So when I saw my own behaviour reflected back at me through the hobbits I was repulsed. I judged their behaviour and I judged them. And it felt good. I got a kick out of saying ‘that is bad I would never do that’ – but deep in my heart I was actually thinking ‘what a clever way to save a few bucks’. And then I felt sick because I had rejected an aspect of myself. In a way, I had harshly judged my own behaviour. Perhaps this is actually what Jesus was on about when he said ‘judge not lest ye be judged’. It isn’t god that will judge us, it is ourselves.
The other downside of my judgement of the hobbits was that as soon as I judged them I put a barrier up between me and them – ‘They aren’t like me – I am better than them’. This made it very difficult to be open with them and connect with them. This feeling was heightened when I shared my judgements with others in a bitchy backstabbing session. Again it felt good at the time but in a sickly sweet way – kind of like ordering the super-sized slurpy and popcorn and spending the rest of the movie groaning in agony. The next morning after the bitch fest I couldn’t look the hobbits in the eyes. I felt guilty and kind of dirty. Each time I judged them or talked about them behind their backs I lost a bit more respect for myself. Judge not, lest ye be judged.

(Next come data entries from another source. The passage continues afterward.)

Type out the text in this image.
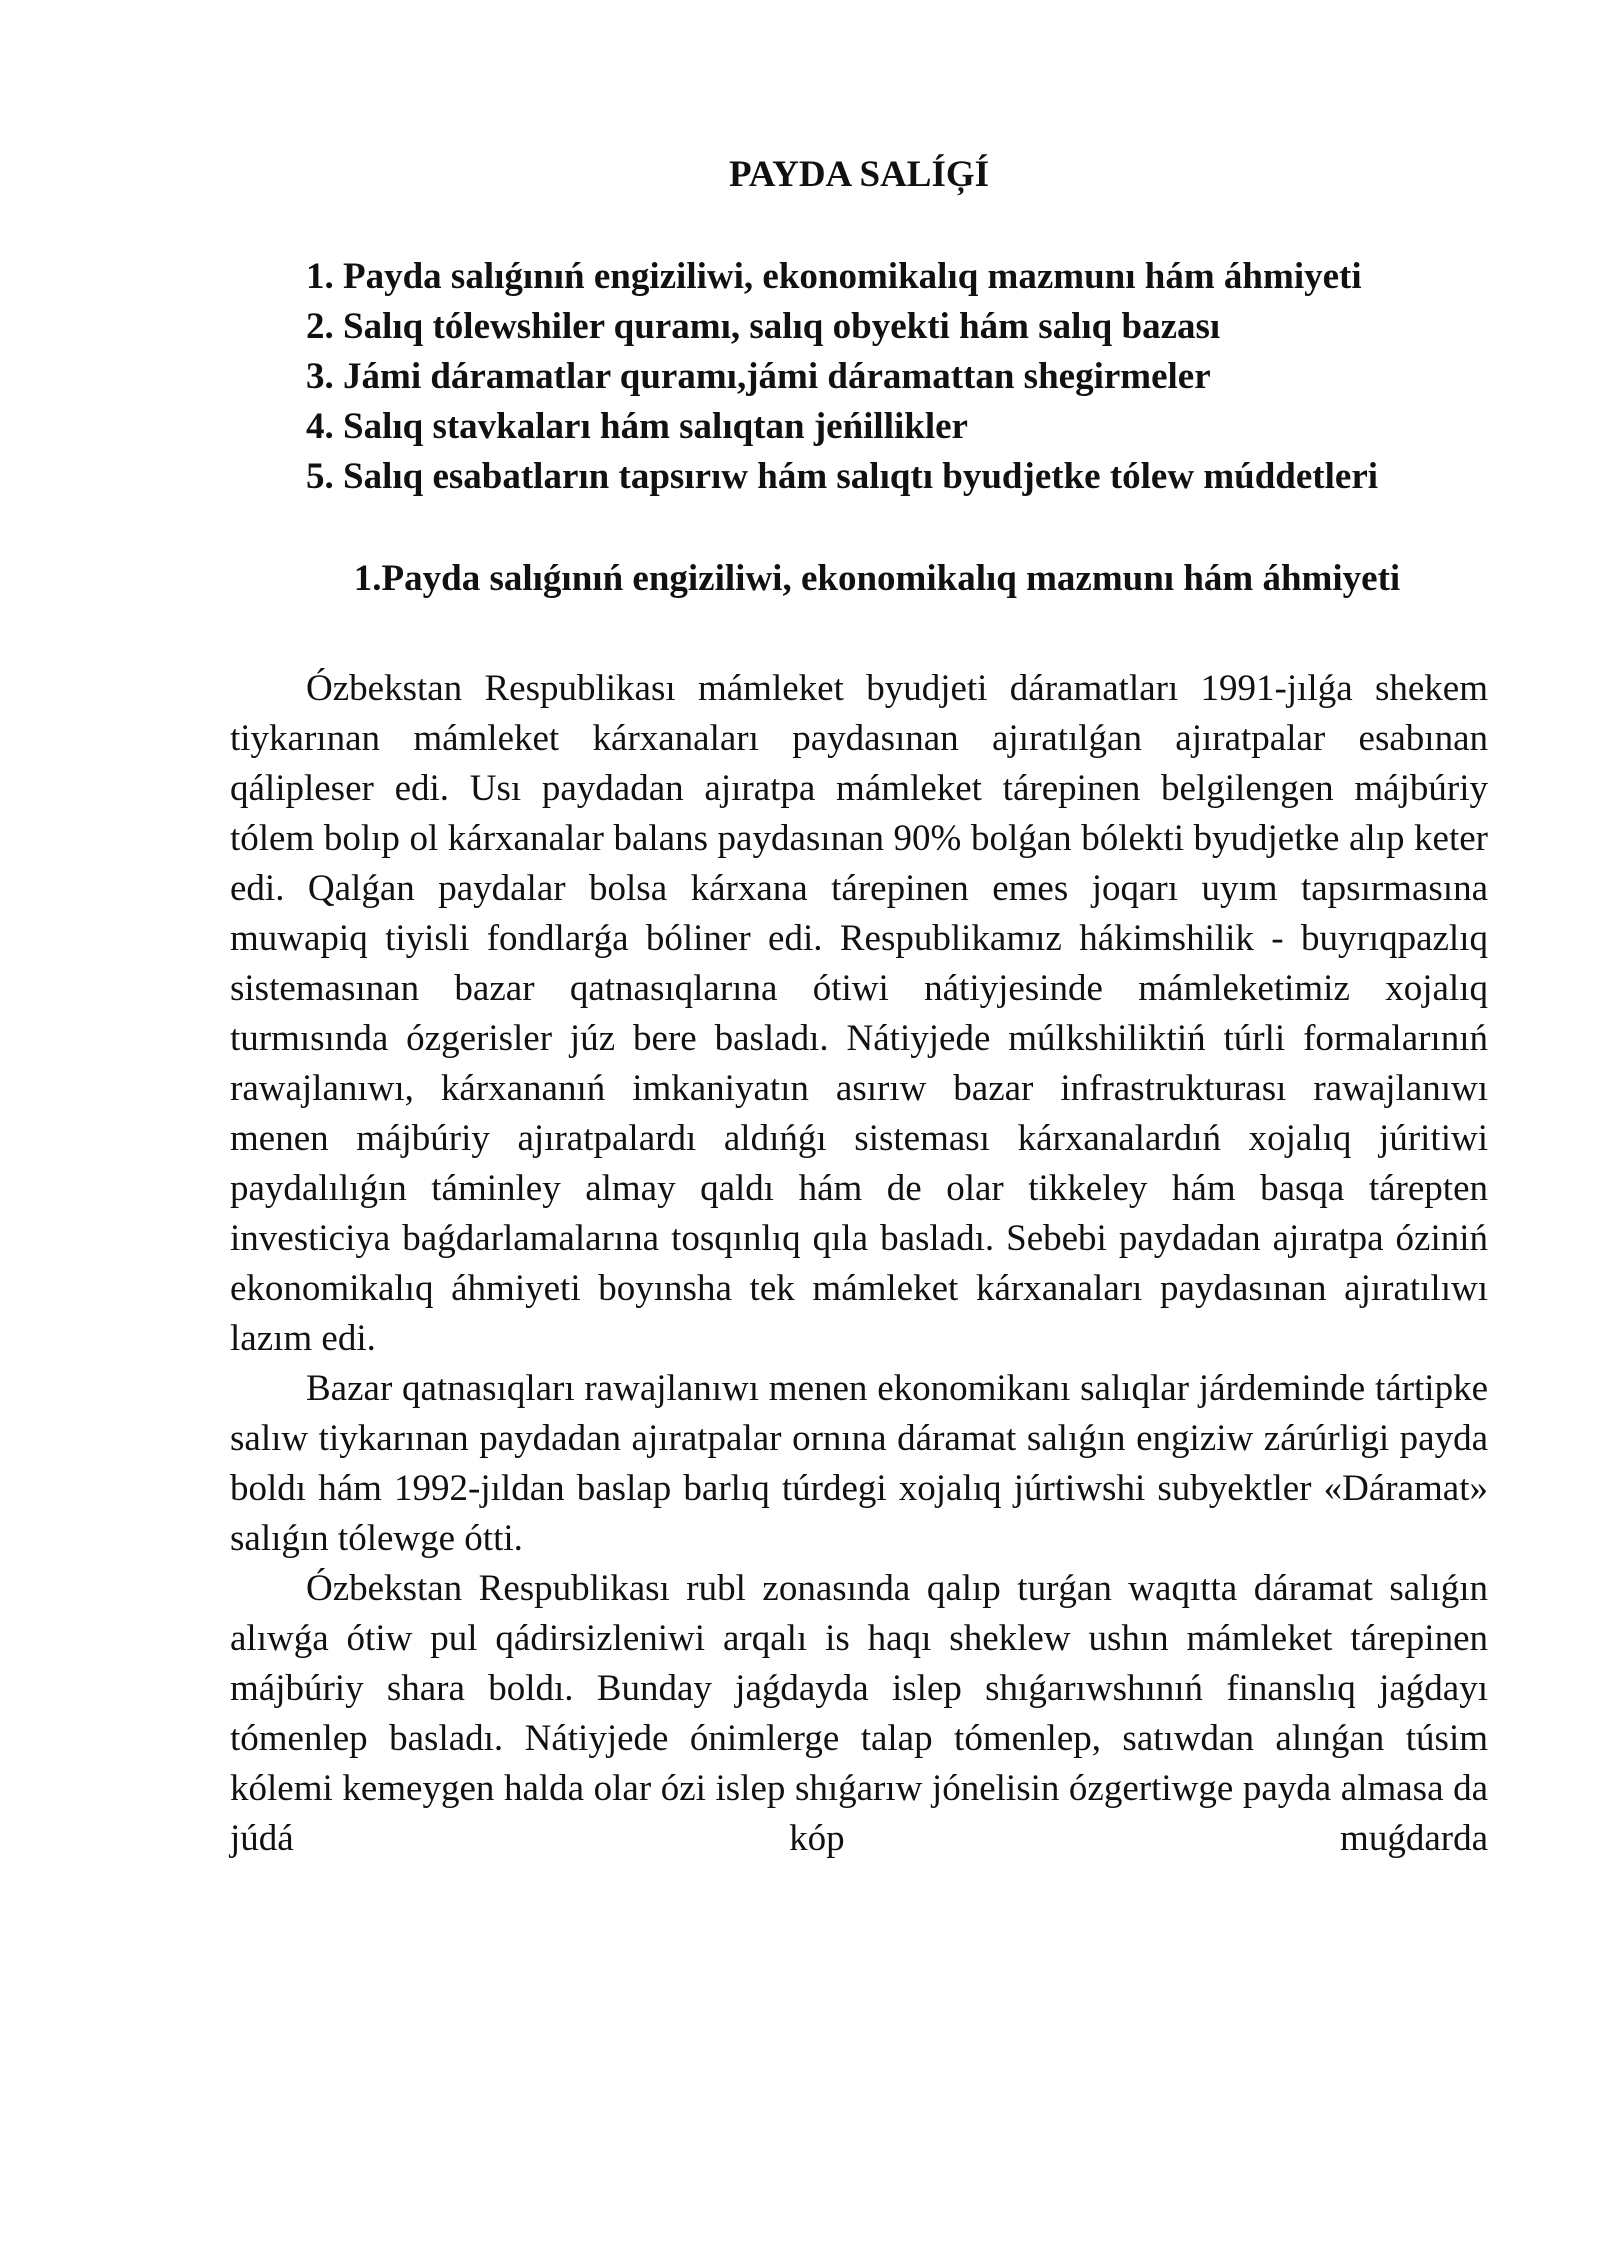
PAYDA SALÍĢÍ
1. Payda salıǵınıń engiziliwi, ekonomikalıq mazmunı hám áhmiyeti
2. Salıq tólewshiler quramı, salıq obyekti hám salıq bazası
3. Jámi dáramatlar quramı,jámi dáramattan shegirmeler
4. Salıq stavkaları hám salıqtan jeńillikler
5. Salıq esabatların tapsırıw hám salıqtı byudjetke tólew múddetleri
1.Payda salıǵınıń engiziliwi, ekonomikalıq mazmunı hám áhmiyeti

Ózbekstan Respublikası mámleket byudjeti dáramatları 1991-jılǵa shekem tiykarınan mámleket kárxanaları paydasınan ajıratılǵan ajıratpalar esabınan qálipleser edi. Usı paydadan ajıratpa mámleket tárepinen belgilengen májbúriy tólem bolıp ol kárxanalar balans paydasınan 90% bolǵan bólekti byudjetke alıp keter edi. Qalǵan paydalar bolsa kárxana tárepinen emes joqarı uyım tapsırmasına muwapiq tiyisli fondlarǵa bóliner edi. Respublikamız hákimshilik - buyrıqpazlıq sistemasınan bazar qatnasıqlarına ótiwi nátiyjesinde mámleketimiz xojalıq turmısında ózgerisler júz bere basladı. Nátiyjede múlkshiliktiń túrli formalarınıń rawajlanıwı, kárxananıń imkaniyatın asırıw bazar infrastrukturası rawajlanıwı menen májbúriy ajıratpalardı aldıńǵı sisteması kárxanalardıń xojalıq júritiwi paydalılıǵın táminley almay qaldı hám de olar tikkeley hám basqa tárepten investiciya baǵdarlamalarına tosqınlıq qıla basladı. Sebebi paydadan ajıratpa óziniń ekonomikalıq áhmiyeti boyınsha tek mámleket kárxanaları paydasınan ajıratılıwı lazım edi.

Bazar qatnasıqları rawajlanıwı menen ekonomikanı salıqlar járdeminde tártipke salıw tiykarınan paydadan ajıratpalar ornına dáramat salıǵın engiziw zárúrligi payda boldı hám 1992-jıldan baslap barlıq túrdegi xojalıq júrtiwshi subyektler «Dáramat» salıǵın tólewge ótti.

Ózbekstan Respublikası rubl zonasında qalıp turǵan waqıtta dáramat salıǵın alıwǵa ótiw pul qádirsizleniwi arqalı is haqı sheklew ushın mámleket tárepinen májbúriy shara boldı. Bunday jaǵdayda islep shıǵarıwshınıń finanslıq jaǵdayı tómenlep basladı. Nátiyjede ónimlerge talap tómenlep, satıwdan alınǵan túsim kólemi kemeygen halda olar ózi islep shıǵarıw jónelisin ózgertiwge payda almasa da júdá kóp muǵdarda
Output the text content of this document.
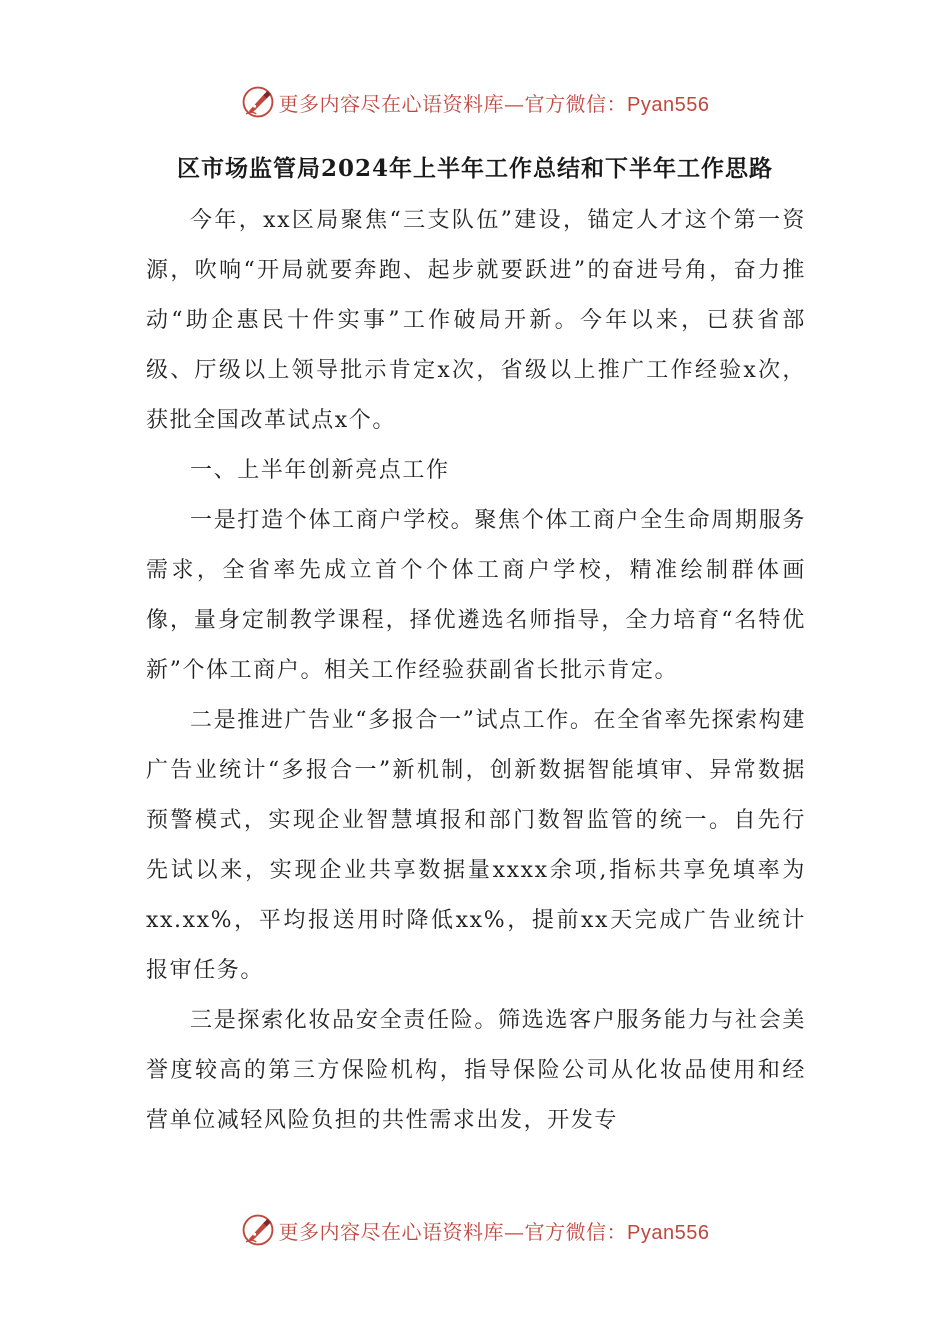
更多内容尽在心语资料库—官方微信：Pyan556
区市场监管局2024年上半年工作总结和下半年工作思路

今年，xx区局聚焦“三支队伍”建设，锚定人才这个第一资源，吹响“开局就要奔跑、起步就要跃进”的奋进号角，奋力推动“助企惠民十件实事”工作破局开新。今年以来，已获省部级、厅级以上领导批示肯定x次，省级以上推广工作经验x次，获批全国改革试点x个。

一、上半年创新亮点工作

一是打造个体工商户学校。聚焦个体工商户全生命周期服务需求，全省率先成立首个个体工商户学校，精准绘制群体画像，量身定制教学课程，择优遴选名师指导，全力培育“名特优新”个体工商户。相关工作经验获副省长批示肯定。

二是推进广告业“多报合一”试点工作。在全省率先探索构建广告业统计“多报合一”新机制，创新数据智能填审、异常数据预警模式，实现企业智慧填报和部门数智监管的统一。自先行先试以来，实现企业共享数据量xxxx余项,指标共享免填率为xx.xx%，平均报送用时降低xx%，提前xx天完成广告业统计报审任务。

三是探索化妆品安全责任险。筛选选客户服务能力与社会美誉度较高的第三方保险机构，指导保险公司从化妆品使用和经营单位减轻风险负担的共性需求出发，开发专

更多内容尽在心语资料库—官方微信：Pyan556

So I decided to try a different approach. I thought about why I was stingy. As a child my Dad hammered into me the importance of saving money. I remember competitions between me and my brother to see who could make our packs of lollies last the longest. I was brought up believing that money was scarce. My Dad learned this behaviour from his father who learned it from his father and so on. The world has changed and we now have more that we need but I still have that ancient survival instinct hardwired into me – save money or we might starve. I know how ugly thriftiness can be but it is incredibly hard to change.
The hobbits are most likely the same. They too were probably conditioned by their parents and circumstances beyond their control to act as they do. Expecting them to act differently is like expecting a cat not to purr or a dog not to bark. Recognising this and consciously seeing myself in them helped me forgive their behaviour and brought a heightened awareness of my own. It was also an opportunity to remember the power of forgiveness and to be reminded of the virtue of generosity. The more I think about it, the more sense Jesus makes. Judge not, lest ye be judged –but not by god, by yourself. Perhaps we could flip it around: ‘Forgive others so that you may forgive yourself”. We could even take it one step further: ‘Look for the good in others so that you may see the good in yourself’.